Hacker Gary McKinnon, 42, who had been diagnosed recently with Asperger's syndrome, a form of autism, has admitted hacking into the military computers. His lawyers had said McKinnon was at risk of suicide if he were extradited.

Lord Justice Maurice Kay agreed to permit McKinnon's lawyers to present arguments at a hearing in March that will determine if he gets a chance to formally appeal the extradition.

We are overjoyed that the British courts have shown sense and compassion by allowing our son Gary, a young man with Asperger's syndrome, this judicial review, said Janis Sharp, McKinnson's mother to the press.

We have always been outraged by the Home Office's decision to have him extradited to stand trial in a foreign land where he would face an out-of-proportion sentence for what is essentially a crime of eccentricity.

Lawyers for the home secretary had argued against the review, saying the risk to Mr McKinnon's health was low.

U.S. prosecutors say McKinnon, broke into 97 computers belonging to NASA, the Department of Defense and several branches of the military from a bedroom in a north London home, causing nearly $1 billion in damage.

McKinnon said he was looking for evidence of Unidentified Flying Objects and was only able to success because of the lax security.

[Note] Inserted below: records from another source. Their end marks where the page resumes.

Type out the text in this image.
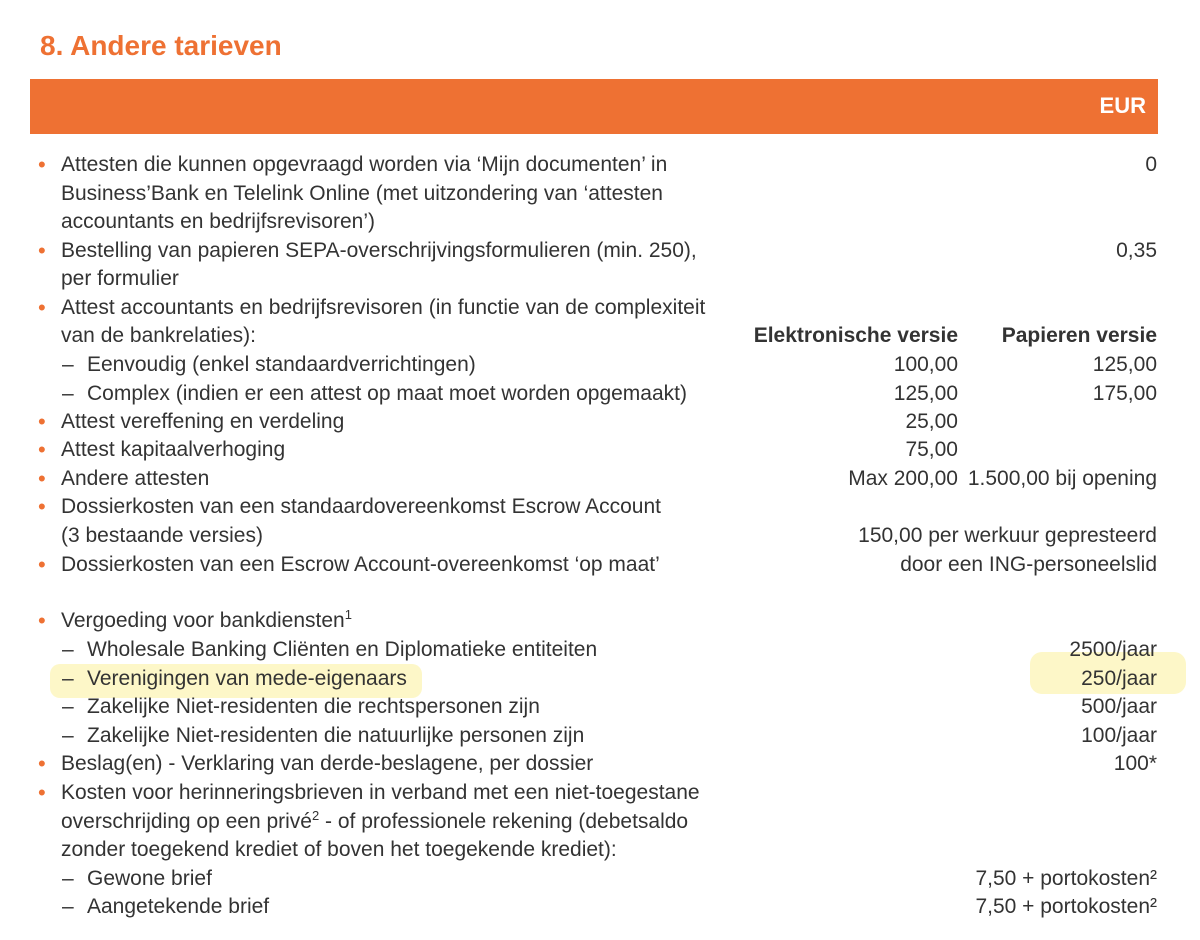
8. Andere tarieven
EUR
• Attesten die kunnen opgevraagd worden via ‘Mijn documenten’ in	0
Business’Bank en Telelink Online (met uitzondering van ‘attesten
accountants en bedrijfsrevisoren’)
• Bestelling van papieren SEPA-overschrijvingsformulieren (min. 250),	0,35
per formulier
• Attest accountants en bedrijfsrevisoren (in functie van de complexiteit
van de bankrelaties):	Elektronische versie Papieren versie
– Eenvoudig (enkel standaardverrichtingen)	100,00	125,00
– Complex (indien er een attest op maat moet worden opgemaakt)	125,00	175,00
• Attest vereffening en verdeling	25,00
• Attest kapitaalverhoging	75,00
• Andere attesten	Max 200,00 1.500,00 bij opening
• Dossierkosten van een standaardovereenkomst Escrow Account
(3 bestaande versies)	150,00 per werkuur gepresteerd
• Dossierkosten van een Escrow Account-overeenkomst ‘op maat’	door een ING-personeelslid
• Vergoeding voor bankdiensten$^1$
– Wholesale Banking Cliënten en Diplomatieke entiteiten	2500/jaar
– Verenigingen van mede-eigenaars	250/jaar
– Zakelijke Niet-residenten die rechtspersonen zijn	500/jaar
– Zakelijke Niet-residenten die natuurlijke personen zijn	100/jaar
• Beslag(en) - Verklaring van derde-beslagene, per dossier	100*
• Kosten voor herinneringsbrieven in verband met een niet-toegestane
overschrijding op een privé$^2$ - of professionele rekening (debetsaldo
zonder toegekend krediet of boven het toegekende krediet):
– Gewone brief	7,50 + portokosten²
– Aangetekende brief	7,50 + portokosten²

The hackings took soon after the Sept. 11, 2001, attacks in the United States, shutting down the U.S. Army district responsible for protecting Washington, D.C., and cleared logs from computers at Naval Weapons Station Earle in northern New Jersey.

McKinnon was caught in 2002 when investigators traced software used in the attacks to his girlfriend's e-mail account.

If extradited, he could face a sentence of 10 years in prison and a $250,000 fine. He would face a trial on eight charges of computer fraud.

McKinnon has said he believes he will get a fairer trial in the UK and that he found the situation stressful.

I am very controlled, which is probably not a good thing, but inside the fires of hell are burning. It's not a good place to be, he said.